2. State Management Without NgRx: StoreService

I tried NgRx on several projects. For most applications its complexity is disproportionate to the problem it solves. I built StoreService as a lightweight alternative — backed by BehaviorSubject, using browser storage for persistence, and accessible as a static class anywhere in the application including outside Angular's DI system.

@Injectable({ providedIn: "root" })
export abstract class StoreService {
  private static PREFIX: string = "RAD.";

  // Static access allows usage outside Angular's DI (e.g., in functions)
  static set(key: string, value: any, persistent: boolean = false) {
    const storage = persistent ? localStorage : sessionStorage;
    storage.setItem(this.PREFIX + key, value);
  }
  
  static getApiUrl(): string {
    return this.CONFIG.apiUrl;
  }
}

For applications that genuinely need reactive state across many components, NgRx or Signals are the right answer. For the other 80% of cases, this is enough and costs nothing to understand.
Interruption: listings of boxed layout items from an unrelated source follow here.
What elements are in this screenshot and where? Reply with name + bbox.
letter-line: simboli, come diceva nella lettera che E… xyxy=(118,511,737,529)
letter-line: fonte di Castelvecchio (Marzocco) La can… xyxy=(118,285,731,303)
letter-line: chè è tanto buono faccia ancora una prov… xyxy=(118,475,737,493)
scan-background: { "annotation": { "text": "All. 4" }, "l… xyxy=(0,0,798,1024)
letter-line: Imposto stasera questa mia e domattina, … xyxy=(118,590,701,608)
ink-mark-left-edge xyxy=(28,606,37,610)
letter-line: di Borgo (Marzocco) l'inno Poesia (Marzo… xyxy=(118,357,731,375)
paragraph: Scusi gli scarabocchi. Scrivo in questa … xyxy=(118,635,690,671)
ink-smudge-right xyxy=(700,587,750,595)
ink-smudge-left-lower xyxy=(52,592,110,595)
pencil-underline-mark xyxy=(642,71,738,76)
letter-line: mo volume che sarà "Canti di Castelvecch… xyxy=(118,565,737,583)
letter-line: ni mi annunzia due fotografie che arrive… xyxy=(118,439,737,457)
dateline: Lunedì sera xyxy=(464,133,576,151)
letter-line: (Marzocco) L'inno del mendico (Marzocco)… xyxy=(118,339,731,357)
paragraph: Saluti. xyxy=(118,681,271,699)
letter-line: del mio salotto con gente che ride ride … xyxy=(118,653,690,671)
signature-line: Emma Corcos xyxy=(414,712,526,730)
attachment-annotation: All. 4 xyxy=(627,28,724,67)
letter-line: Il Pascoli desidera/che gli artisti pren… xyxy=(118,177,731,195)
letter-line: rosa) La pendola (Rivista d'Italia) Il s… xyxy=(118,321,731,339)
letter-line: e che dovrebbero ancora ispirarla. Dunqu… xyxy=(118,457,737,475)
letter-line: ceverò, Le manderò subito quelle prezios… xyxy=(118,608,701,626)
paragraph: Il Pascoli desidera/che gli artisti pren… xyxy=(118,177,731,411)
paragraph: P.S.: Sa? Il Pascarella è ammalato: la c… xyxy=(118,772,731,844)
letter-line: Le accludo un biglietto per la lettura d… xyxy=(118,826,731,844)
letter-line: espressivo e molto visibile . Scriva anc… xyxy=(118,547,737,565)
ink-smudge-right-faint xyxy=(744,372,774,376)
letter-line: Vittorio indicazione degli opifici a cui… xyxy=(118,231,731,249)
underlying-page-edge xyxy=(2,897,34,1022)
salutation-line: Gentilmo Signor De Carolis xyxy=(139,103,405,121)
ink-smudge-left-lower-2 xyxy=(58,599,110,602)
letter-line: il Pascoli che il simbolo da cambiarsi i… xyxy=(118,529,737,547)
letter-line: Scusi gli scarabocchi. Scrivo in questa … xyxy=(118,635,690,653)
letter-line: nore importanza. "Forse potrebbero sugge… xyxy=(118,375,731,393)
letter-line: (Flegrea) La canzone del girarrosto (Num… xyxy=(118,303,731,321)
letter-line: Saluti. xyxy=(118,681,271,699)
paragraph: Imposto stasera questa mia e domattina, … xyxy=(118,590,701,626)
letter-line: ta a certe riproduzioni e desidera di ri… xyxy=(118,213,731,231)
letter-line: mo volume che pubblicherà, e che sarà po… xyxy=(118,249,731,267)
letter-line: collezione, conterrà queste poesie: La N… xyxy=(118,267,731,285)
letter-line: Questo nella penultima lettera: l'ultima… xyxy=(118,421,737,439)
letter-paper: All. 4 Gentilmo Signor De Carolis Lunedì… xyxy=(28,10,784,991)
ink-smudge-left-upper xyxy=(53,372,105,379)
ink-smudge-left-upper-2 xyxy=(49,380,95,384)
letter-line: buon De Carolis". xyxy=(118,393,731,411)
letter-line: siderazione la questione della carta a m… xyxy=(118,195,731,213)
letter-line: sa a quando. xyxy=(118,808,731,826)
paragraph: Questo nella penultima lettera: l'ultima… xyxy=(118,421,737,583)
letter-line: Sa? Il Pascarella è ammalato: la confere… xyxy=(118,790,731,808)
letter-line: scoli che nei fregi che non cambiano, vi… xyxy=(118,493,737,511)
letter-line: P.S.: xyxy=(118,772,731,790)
3. Centralised API Management

Every HTTP call in the application goes through a single ApiService. It automatically prepends the runtime API URL from StoreService, sets the standard headers (Authorization, Content-Type), and centralises error handling. No HttpClient calls scattered across components — one entry point, one place to change behaviour globally.

4. Components Built to Be Reused

The system ships with a set of functional ready-to-use components in src/app/Features:

  • Dynamic Menu — builds the navigation tree at runtime, filtering items based on the user's role (ACL) and the current configuration. Add a new module, add a menu entry in config — no code change.
  • Token Status — a session watchdog that shows JWT validity and warns the user before their token expires. I got tired of users being logged out mid-work without warning.
  • Lang Picker — instant interface language switching using Transloco. Add a translation file, the picker updates automatically.